LA RIVIÈRE DES TRÉPASSÉS…

VIDÉO

Signé du réalisateur thaïlandais Phuttiphong Aroonpheng, Manta Ray est désormais disponible en DVD. Un drame onirique inspiré par les tourments vécus par les réfugiés rohingyas.

Près d’une côte où des réfugiés rohingyas ont été retrouvés noyés, un jeune pêcheur thaïlandais trouve en pleine forêt un homme blessé et inconscient. Il lui porte secours et le soigne. L’étranger se révèle être muet. Il le nomme Thongchai et lui offre son amitié. Un jour, le pêcheur disparaît mystérieusement. Thongchai va peu à peu prendre sa place…

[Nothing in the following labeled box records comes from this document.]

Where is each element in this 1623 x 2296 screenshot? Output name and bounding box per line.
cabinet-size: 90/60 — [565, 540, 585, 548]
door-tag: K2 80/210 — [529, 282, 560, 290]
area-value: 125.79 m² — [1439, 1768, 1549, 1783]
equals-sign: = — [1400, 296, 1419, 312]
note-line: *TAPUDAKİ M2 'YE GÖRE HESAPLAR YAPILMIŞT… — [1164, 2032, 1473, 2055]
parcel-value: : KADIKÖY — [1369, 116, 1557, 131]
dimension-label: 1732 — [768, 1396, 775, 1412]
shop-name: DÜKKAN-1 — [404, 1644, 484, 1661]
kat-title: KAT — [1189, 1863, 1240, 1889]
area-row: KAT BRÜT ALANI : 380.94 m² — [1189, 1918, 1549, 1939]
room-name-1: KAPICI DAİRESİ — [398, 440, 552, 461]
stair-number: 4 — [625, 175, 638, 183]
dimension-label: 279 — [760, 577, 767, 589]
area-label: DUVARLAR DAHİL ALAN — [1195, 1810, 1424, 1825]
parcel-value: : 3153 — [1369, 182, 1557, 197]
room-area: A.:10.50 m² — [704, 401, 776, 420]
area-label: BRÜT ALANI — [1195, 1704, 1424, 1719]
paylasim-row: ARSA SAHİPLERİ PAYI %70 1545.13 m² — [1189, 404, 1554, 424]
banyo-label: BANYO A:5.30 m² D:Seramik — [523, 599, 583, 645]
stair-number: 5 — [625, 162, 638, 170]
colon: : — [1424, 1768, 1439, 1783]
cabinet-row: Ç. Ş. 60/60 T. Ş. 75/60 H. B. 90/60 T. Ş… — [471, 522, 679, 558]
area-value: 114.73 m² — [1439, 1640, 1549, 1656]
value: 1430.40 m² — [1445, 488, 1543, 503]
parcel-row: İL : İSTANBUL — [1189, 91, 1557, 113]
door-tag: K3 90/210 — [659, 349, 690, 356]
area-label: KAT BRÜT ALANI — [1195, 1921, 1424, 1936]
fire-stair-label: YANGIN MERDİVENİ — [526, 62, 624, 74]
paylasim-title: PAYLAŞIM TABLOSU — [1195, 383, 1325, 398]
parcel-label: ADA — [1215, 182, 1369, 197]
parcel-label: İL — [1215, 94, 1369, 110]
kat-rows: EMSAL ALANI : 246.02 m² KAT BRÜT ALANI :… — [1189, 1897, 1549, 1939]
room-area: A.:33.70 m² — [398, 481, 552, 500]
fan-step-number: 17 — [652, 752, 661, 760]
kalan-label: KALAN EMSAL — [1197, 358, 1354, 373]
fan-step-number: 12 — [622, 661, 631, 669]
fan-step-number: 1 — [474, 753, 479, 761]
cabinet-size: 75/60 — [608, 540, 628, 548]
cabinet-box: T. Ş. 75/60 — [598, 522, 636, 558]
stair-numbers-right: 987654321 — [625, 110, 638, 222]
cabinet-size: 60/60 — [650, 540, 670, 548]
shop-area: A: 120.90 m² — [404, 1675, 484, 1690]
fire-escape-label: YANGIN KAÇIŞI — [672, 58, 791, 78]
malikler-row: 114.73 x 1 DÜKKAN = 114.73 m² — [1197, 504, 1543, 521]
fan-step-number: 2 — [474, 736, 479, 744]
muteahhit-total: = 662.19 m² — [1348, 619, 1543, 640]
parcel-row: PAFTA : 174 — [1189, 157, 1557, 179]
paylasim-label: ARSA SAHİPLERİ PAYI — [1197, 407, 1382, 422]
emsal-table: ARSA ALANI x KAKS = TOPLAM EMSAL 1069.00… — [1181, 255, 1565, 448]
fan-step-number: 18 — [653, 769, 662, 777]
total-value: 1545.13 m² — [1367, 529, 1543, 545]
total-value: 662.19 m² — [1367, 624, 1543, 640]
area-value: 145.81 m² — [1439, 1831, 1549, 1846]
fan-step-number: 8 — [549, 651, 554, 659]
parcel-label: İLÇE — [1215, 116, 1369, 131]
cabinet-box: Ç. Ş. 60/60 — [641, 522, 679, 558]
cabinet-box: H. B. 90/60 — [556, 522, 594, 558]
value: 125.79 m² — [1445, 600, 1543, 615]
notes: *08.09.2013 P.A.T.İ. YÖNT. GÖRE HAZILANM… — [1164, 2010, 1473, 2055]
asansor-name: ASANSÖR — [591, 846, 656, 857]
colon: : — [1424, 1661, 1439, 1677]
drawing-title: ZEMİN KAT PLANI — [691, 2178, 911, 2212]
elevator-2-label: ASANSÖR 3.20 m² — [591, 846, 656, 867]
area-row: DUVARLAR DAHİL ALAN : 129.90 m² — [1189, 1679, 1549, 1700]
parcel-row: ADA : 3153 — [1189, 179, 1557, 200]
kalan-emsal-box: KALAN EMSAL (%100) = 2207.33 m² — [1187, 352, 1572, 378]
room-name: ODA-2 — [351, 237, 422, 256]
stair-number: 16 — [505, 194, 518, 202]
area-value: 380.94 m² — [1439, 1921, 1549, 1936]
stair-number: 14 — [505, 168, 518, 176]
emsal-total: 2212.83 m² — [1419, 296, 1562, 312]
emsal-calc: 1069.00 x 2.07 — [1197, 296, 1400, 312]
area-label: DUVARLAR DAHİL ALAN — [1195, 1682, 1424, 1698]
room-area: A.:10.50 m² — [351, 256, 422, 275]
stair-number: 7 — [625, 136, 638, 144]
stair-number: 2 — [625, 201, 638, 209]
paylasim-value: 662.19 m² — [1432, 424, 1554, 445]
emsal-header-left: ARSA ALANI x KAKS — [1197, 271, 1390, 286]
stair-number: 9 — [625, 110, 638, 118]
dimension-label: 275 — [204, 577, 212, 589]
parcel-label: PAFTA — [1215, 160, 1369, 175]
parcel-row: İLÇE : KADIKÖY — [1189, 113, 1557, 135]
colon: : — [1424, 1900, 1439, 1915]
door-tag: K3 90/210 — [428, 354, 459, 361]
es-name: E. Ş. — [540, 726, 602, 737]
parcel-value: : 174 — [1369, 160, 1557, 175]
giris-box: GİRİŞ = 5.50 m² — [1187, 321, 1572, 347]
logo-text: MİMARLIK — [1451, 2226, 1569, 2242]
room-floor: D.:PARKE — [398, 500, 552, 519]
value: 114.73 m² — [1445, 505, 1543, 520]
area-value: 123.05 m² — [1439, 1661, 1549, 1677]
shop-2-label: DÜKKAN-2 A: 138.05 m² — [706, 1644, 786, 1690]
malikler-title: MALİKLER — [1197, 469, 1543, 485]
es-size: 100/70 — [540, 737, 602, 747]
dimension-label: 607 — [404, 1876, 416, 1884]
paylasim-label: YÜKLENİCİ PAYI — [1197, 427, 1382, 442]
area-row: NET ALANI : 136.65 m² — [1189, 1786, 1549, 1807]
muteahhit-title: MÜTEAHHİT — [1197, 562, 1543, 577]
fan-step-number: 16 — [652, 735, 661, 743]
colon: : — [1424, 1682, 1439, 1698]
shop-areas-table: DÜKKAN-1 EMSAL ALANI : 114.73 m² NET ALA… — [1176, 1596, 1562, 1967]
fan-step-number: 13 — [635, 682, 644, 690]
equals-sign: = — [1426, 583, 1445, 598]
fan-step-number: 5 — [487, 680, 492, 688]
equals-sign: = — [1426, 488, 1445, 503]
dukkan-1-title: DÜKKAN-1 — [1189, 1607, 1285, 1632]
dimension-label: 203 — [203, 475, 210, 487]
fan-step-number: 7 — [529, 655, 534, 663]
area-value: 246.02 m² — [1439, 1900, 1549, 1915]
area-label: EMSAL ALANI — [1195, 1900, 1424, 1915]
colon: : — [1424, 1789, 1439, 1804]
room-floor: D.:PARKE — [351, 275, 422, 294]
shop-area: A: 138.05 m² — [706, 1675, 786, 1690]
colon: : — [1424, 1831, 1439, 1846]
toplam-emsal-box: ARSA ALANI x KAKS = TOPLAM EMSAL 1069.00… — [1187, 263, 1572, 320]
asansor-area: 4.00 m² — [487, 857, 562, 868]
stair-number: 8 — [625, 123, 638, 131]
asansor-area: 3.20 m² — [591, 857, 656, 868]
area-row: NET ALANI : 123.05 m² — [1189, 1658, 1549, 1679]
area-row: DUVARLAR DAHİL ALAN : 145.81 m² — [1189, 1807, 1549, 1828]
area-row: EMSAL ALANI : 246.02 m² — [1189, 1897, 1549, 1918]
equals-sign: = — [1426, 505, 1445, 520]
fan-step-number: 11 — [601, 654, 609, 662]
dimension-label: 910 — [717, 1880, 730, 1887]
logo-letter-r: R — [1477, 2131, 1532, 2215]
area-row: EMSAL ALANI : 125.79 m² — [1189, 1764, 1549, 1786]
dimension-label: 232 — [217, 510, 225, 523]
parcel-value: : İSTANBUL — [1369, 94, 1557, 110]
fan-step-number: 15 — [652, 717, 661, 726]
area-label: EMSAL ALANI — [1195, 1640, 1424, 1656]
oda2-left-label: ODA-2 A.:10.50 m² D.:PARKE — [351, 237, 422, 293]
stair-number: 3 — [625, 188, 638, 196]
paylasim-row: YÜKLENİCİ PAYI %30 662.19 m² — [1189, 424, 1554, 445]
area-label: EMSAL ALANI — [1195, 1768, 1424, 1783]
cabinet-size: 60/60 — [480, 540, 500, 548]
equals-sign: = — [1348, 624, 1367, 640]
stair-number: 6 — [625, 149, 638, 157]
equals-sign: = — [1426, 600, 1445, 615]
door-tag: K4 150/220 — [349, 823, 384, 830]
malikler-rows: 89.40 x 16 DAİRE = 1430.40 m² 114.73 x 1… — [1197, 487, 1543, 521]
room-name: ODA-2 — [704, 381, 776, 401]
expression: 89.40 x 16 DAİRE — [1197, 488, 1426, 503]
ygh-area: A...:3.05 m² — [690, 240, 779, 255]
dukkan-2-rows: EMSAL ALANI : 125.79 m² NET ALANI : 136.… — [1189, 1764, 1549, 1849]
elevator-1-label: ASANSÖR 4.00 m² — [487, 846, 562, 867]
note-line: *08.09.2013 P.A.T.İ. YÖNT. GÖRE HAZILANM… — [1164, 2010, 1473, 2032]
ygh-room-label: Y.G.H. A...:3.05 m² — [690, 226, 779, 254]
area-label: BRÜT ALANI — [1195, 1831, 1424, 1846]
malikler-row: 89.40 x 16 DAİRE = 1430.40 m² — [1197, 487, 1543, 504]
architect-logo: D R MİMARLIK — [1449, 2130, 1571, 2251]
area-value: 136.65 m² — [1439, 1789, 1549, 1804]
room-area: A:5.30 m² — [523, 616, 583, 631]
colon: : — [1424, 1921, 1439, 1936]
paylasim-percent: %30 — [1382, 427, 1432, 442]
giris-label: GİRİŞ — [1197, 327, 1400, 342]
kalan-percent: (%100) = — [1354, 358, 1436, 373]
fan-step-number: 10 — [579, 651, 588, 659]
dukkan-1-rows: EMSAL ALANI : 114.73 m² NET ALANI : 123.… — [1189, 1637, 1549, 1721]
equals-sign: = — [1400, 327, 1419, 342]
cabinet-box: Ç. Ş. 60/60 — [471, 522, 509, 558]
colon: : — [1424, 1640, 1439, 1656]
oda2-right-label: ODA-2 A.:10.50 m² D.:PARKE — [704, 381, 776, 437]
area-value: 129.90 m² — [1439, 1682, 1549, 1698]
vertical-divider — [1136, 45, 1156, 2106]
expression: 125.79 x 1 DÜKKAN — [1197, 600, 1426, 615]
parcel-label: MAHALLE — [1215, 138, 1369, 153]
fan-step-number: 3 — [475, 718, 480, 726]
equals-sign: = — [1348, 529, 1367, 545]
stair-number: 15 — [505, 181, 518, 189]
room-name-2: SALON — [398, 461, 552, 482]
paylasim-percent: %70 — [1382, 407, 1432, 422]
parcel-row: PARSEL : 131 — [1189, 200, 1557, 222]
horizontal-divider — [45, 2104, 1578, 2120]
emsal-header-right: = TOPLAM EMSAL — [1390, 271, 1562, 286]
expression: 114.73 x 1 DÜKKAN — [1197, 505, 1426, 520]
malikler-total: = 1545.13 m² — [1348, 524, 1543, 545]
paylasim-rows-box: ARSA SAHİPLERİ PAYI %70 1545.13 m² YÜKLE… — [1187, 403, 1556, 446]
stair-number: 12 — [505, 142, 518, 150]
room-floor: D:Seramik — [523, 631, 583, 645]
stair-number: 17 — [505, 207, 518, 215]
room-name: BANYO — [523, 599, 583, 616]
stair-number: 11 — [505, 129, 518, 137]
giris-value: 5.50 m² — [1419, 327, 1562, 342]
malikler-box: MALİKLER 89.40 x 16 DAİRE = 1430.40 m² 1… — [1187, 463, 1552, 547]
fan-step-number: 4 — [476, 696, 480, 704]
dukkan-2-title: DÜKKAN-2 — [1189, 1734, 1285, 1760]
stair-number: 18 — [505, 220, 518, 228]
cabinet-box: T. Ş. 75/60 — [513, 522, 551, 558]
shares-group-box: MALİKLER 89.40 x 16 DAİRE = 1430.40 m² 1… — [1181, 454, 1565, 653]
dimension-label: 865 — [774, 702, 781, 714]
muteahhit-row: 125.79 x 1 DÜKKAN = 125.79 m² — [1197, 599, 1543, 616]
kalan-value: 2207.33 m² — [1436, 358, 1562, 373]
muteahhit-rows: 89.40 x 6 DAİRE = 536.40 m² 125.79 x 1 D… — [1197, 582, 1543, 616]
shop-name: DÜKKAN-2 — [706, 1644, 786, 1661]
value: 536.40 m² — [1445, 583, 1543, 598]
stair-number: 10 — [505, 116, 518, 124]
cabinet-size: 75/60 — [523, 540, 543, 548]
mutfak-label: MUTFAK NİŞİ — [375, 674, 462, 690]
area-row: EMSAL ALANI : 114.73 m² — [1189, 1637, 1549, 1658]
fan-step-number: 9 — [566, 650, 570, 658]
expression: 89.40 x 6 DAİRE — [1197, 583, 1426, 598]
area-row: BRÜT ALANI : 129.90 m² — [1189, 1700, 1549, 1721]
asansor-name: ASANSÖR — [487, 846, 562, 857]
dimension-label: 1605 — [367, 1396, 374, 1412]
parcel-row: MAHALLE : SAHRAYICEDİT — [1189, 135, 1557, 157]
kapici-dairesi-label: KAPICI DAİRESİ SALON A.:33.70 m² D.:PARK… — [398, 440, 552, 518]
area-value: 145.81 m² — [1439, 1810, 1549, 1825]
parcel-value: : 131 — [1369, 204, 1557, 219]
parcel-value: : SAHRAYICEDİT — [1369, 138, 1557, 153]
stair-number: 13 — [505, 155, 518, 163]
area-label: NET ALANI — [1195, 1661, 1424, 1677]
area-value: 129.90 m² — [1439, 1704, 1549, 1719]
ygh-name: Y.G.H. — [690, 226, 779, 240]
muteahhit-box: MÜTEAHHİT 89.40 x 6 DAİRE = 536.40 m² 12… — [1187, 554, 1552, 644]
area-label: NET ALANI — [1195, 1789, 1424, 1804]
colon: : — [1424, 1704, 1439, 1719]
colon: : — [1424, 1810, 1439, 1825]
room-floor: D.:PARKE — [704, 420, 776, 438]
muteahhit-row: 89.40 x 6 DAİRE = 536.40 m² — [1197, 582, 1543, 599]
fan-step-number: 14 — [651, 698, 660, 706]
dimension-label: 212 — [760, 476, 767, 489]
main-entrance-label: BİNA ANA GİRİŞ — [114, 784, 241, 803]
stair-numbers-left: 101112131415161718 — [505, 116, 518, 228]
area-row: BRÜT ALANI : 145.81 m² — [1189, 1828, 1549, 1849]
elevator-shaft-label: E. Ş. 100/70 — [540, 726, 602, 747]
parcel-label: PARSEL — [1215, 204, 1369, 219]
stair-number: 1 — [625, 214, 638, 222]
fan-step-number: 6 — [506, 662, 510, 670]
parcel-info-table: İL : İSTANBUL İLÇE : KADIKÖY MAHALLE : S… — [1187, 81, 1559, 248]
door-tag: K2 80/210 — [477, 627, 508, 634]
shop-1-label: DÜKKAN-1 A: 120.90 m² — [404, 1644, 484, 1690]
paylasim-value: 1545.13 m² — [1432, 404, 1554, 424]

Ce premier long métrage de Phuttiphong Aroonpheng – un directeur photographique reconnu – frappe par un récit surréaliste où l’irruption d’un réfugié presque noyé par ce pêcheur à la crinière dorée vient bouleverser le cours de l’existence dans ce village perdu le long de rivière Moei, cette petite étendue d’eau entre la Thaïlande et le Myanmar, l’ex-Birmanie. L’histoire s’inscrit en droite ligne de Ferris Wheel, le court métrage signé par le réalisateur en 2015. Il souligne : « Mon scénario de départ, Departure Day, était en deux parties : la première montrait un travailleur immigré du Myanmar passant la frontière thaïlandaise et la deuxième partie devait se passer dans un port de pêche et raconter la quête d’une véritable identité pour un homme mystérieux. La première partie est devenue Ferris Wheel et j’ai développé la deuxième partie pour en faire Manta Ray. » Ceux qui ne connaissent pas le court métrage pourront le découvrir dans le bonus du DVD où figure aussi une rencontre avec le réalisateur.

Avec le drame récent des réfugiés Rohingyas qui a surgi à la fin des années 2010 – une population musulmane chassée du Myanmar et victime de bien des persécutions – ce film, dont le scénario remonte pourtant à plusieurs années déjà,  a pris une résonance particulière.  Cela dit,  par la manière de construire l’histoire, Manta Ray offre une réflexion plus large sur l’identité, d’appartenance ethnique et la notion de frontière.

Parfois énigmatique,  jouant sur une économie de dialogues, l’histoire plonge le spectateur dans un monde rural qui bascule vers l’irréel avec, par exemple,  ces étranges chasseurs-guerriers qui crépitent dans la pénombre, offrant des séquences d’une grande intensité poétique.

Un conte à la lisière du réalisme et du rêve où les vivants semblent poursuivre  un dialogue permanent avec les trépassés. Déroutant, ce premier film ne manque ni d’ambition, ni d’audaces visuelles.